The engines rev, the guitars thrum and a gruff narrator explains why the vehicle occupying the driveway is more than just a machine. “A truck is a tool,” he says, “but a Ram - a Ram is life.”
So begins an advert for the Ram 1500, a pickup truck that is slightly bigger than the Panzer I tanks of Nazi Germany and almost as heavy. It is growing in popularity in Europe, with the number of Rams arriving from the US up 20% in 2023 compared with 2022, according to registration data from the European Environment Agency.
Road safety and environment campaigners in Britain and Europe are aghast as the latest, most extreme cases of North American car bloat - the giant pickup truck - are increasingly crossing the Atlantic.

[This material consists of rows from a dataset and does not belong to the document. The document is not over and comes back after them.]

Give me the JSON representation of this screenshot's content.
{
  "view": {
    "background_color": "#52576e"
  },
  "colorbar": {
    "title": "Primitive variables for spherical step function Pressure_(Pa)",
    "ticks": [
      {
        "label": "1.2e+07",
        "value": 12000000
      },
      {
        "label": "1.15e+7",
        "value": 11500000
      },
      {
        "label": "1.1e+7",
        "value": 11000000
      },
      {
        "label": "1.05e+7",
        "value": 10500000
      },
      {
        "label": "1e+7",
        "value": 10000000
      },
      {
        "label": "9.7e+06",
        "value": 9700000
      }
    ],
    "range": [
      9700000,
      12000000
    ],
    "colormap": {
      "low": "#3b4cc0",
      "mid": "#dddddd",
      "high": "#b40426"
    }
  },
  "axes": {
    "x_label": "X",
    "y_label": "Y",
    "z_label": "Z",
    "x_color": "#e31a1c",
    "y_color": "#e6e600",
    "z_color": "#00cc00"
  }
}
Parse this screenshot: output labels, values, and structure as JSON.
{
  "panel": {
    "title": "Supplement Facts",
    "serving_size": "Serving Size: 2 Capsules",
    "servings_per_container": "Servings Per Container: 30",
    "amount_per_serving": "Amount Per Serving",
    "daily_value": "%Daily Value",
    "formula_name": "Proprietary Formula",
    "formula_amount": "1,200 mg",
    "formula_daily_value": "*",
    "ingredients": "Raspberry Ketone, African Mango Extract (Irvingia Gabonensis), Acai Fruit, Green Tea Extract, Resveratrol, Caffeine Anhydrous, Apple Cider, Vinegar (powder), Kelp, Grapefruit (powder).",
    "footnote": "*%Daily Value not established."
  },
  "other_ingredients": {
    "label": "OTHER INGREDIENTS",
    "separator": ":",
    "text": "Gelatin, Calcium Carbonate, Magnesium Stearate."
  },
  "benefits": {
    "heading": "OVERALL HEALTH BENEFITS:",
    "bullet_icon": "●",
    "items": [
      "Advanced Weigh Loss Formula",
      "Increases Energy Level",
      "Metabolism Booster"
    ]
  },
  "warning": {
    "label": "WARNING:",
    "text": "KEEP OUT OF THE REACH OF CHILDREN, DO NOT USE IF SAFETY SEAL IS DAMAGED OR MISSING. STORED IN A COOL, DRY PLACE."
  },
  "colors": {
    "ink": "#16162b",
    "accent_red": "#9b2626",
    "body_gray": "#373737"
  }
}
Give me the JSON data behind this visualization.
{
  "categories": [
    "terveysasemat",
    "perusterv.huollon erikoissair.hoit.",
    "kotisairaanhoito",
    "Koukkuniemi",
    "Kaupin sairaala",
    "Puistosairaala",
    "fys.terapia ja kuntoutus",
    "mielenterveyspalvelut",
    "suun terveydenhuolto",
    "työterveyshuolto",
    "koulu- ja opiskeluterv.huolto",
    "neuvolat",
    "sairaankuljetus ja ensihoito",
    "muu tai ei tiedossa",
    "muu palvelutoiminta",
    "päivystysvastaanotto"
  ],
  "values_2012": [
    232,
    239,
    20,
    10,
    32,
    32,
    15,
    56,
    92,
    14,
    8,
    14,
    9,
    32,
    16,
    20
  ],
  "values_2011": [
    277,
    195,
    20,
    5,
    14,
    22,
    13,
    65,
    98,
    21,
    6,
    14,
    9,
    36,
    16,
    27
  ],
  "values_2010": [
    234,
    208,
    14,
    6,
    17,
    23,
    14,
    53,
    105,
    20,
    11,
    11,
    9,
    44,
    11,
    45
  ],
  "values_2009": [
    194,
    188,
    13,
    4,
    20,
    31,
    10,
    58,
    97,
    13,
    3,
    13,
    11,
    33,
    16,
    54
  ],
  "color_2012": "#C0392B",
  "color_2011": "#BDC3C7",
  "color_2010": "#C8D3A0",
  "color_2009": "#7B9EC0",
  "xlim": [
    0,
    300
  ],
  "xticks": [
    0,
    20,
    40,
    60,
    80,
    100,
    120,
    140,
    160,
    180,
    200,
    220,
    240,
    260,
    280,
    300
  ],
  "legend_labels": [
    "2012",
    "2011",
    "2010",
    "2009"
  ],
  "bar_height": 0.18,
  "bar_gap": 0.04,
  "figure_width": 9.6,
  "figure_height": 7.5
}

“Europe should ban the Ram,” said Dudley Curtis from the European Transport Safety Council. “This type of vehicle is excessively heavy, tall and powerful, making it lethal in collisions with normal-sized vehicles, pedestrians and cyclists.”The giant vehicles fall foul of EU environment rules but can be imported through a back-door channel known as an individual vehicle approval (IVA), which subjects the trucks to less scrutiny. Nearly 5,000 Dodge Rams were brought into Europe last year, and about 60% of IVA approvals in the EU, Norway and Iceland are for the Ram, whose manufacturer, Stellantis, did not respond to requests for comment.